A HIGH COURT judge has dismissed an application by the State to strike out a lawsuit filed by a used car dealership seeking the return of several vehicles seized by the police in 2015.
In 2022, Jean Pierre’s Auto Supplies filed a lawsuit against the State for the release of the vehicles. The State applied to strike out the lawsuit claiming it was statute-barred since the demand for the vehicles’ return was made in 2016 and the action failed to show the dealer was the legitimate owner of the 29 vehicles.
However, in dismissing the application, Justice Frank Seepersad rejected the State’s contention the lawsuit was statute-barred. He pointed to correspondence between the dealer and the police up to October 2021, for the release of the vehicles and an explanation.

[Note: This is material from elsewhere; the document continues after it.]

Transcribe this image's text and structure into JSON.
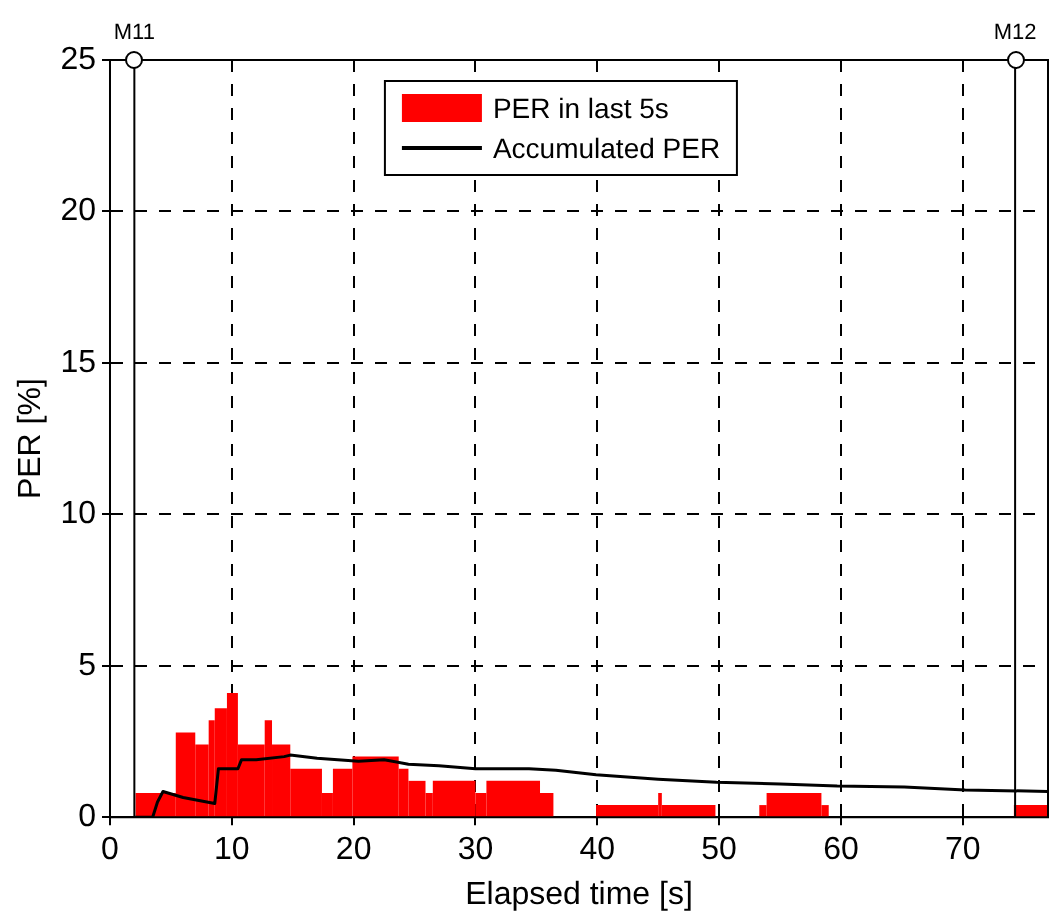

Seepersad said the position that the dealer was not the owner of the vehicles so it was an abuse of process to bring the action, the judge said that argument was “devoid of merit.”
He said there were receipts and certified copies for the 29 vehicles to purport evidence of ownership and payment for the vehicles.
“Based on the pleadings, the defendant proffered no position to demonstrate that any other party has/ had a better title to the detained vehicles.
“The court also takes judicial notice of the fact that a regrettable practice does exist whereby people buy vehicles and do not transfer same to obviate transfer charges or where used car dealers would buy vehicles and only transfer them when they are resold.
“As a consequence, in many instances, the only evidence to establish proof of ownership or an interest in such a vehicle is a receipt.”
In dismissing the application, the judge ordered the State to pay the dealer’s costs. As a result of the court’s ruling, the matter will now proceed to trial.